Weiterhin ist es vorteilhaft, wenn am von der Schwenkachse
entfernten freien Ende der Mischwerkwelle mindestens ein sich
radial erstreckender Abstreifer angeordnet ist, welcher bei einer
Rotation der Mischwerkwelle im Mischgutbehälter am Boden oder in
einem kleinen Abstand vom Boden des Mischgutbehälters entlang
fährt, so daß auch die am Boden befindlichen Mischgutteile gut
erfaßt und durchgemischt werden.
Am anderen, an der Kopfplatte angeordneten Ende der Mischwerkwelle
befindet sich vorteilhafterweise ebenso ein entsprechender
Abstreifer, welcher an der Kopfplatte entlangstreift. Dieser an
der Kopfplatte befindliche Abstreifer kann außerdem dazu verwendet
werden, um in der Entnahmestellung durch eine Rückwärtsrotation
der gesamten Mischwerkwelle das gemischte Material durch die
Entnahmeöffnung sicher auszutragen.
Die Erfindung wird im folgenden unter Hinweis auf die beigefügten
Zeichnungen anhand eines Ausführungsbeispiels näher erläutert. Es
stellen dar:
Fig. 1 eine schematische Seitenansicht des Mischers mit der
Hubvorrichtung in der Aufnahmeposition,
Fig. 2 eine schematische Seitenansicht des Mischers aus Fig. 1
mit der Hubvorrichtung in angehobener Position (der
Mischgutbehälter ist aufgeschnitten dargestellt),
Fig. 3 eine schematische Draufsicht auf den Mischer gemäß Fig.

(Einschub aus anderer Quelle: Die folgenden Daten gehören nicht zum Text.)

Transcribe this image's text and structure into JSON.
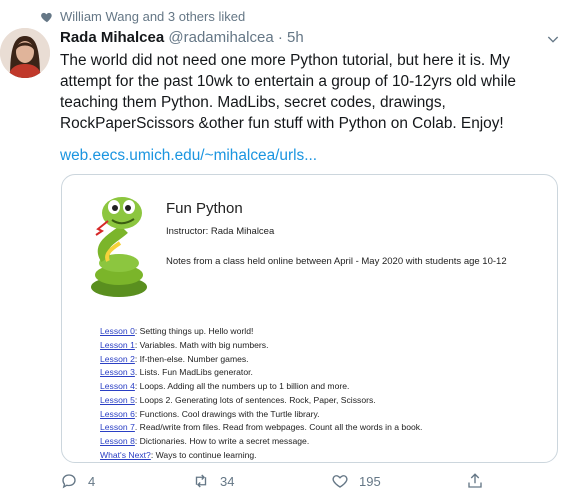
{
  "social_context": {
    "text": "William Wang and 3 others liked"
  },
  "tweet": {
    "author_name": "Rada Mihalcea",
    "handle": "@radamihalcea",
    "separator": "·",
    "time": "5h",
    "text": "The world did not need one more Python tutorial, but here it is. My attempt for the past 10wk to entertain a group of 10-12yrs old while teaching them Python. MadLibs, secret codes, drawings, RockPaperScissors &other fun stuff with Python on Colab. Enjoy!",
    "link": "web.eecs.umich.edu/~mihalcea/urls..."
  },
  "card": {
    "title": "Fun Python",
    "instructor": "Instructor: Rada Mihalcea",
    "notes": "Notes from a class held online between April - May 2020 with students age 10-12",
    "lessons": [
      {
        "link": "Lesson 0",
        "desc": ": Setting things up. Hello world!"
      },
      {
        "link": "Lesson 1",
        "desc": ": Variables. Math with big numbers."
      },
      {
        "link": "Lesson 2",
        "desc": ": If-then-else. Number games."
      },
      {
        "link": "Lesson 3",
        "desc": ". Lists. Fun MadLibs generator."
      },
      {
        "link": "Lesson 4",
        "desc": ": Loops. Adding all the numbers up to 1 billion and more."
      },
      {
        "link": "Lesson 5",
        "desc": ": Loops 2. Generating lots of sentences. Rock, Paper, Scissors."
      },
      {
        "link": "Lesson 6",
        "desc": ": Functions.  Cool drawings with the Turtle library."
      },
      {
        "link": "Lesson 7",
        "desc": ". Read/write from files. Read from webpages. Count all the words in a book."
      },
      {
        "link": "Lesson 8",
        "desc": ": Dictionaries. How to write a secret message."
      },
      {
        "link": "What's Next?",
        "desc": ": Ways to continue learning."
      }
    ]
  },
  "actions": {
    "reply_count": "4",
    "retweet_count": "34",
    "like_count": "195"
  },
  "icons": {
    "social_context": "heart-icon",
    "menu": "chevron-down-icon",
    "reply": "reply-icon",
    "retweet": "retweet-icon",
    "like": "like-icon",
    "share": "share-icon"
  },
  "colors": {
    "link": "#1b95e0",
    "secondary_text": "#657786",
    "lesson_link": "#2a3fc4"
  }
}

1 und 2 (mit teilweisem Anschnitt der Kopfplatte zum
Blick in den Mischgutbehälter),
Fig. 4 eine schematische Frontansicht des Mischers gemäß Fig. 2
(Mischgutbehälter aufgeschnitten dargestellt),
Fig. 5 eine schematische Frontansicht des Mischers mit
Mischgutbehälter in einer ersten Mischposition,
Fig. 6 eine schematische Frontansicht des Mischers mit dem
Mischgutbehälter in einer zweiten Mischposition, welche
auch als Entnahmeposition dienen kann,
Fig. 7 eine schematische Frontansicht des Mischers mit einem in
die Entnahmeposition geschwenkten Mischgutbehälter
(Mischgutbehälter aufgeschnitten dargestellt).
Der in den Figuren dargestellte Mischer (1) weist eine motorisch
angetriebene, um eine horizontale Schwenkachse (3) schwenkbar an
einem Gestell (4) gelagerte Mischwerkwelle (5) mit einem
helixartig um die Mischwerkwelle (5) gewundenen Schraubenband (6)
als Mischwerkzeug (6) auf. An der Schwenkachse (3) ist senkrecht
zur Mischwerkwelle (5), um die Mischwerkwelle (5) herum, eine
Kopfplatte (8) befestigt, welche mit der Mischwerkwelle (5) um die
Schwenkachse (3) schwenkbar ist. Oberhalb, d. h. auf der von der
Mischwerkwelle (5) abgewandten Seite der Kopfplatte (8), ist der
motorische Antrieb (21) für die Mischwerkwelle (5) angeordnet.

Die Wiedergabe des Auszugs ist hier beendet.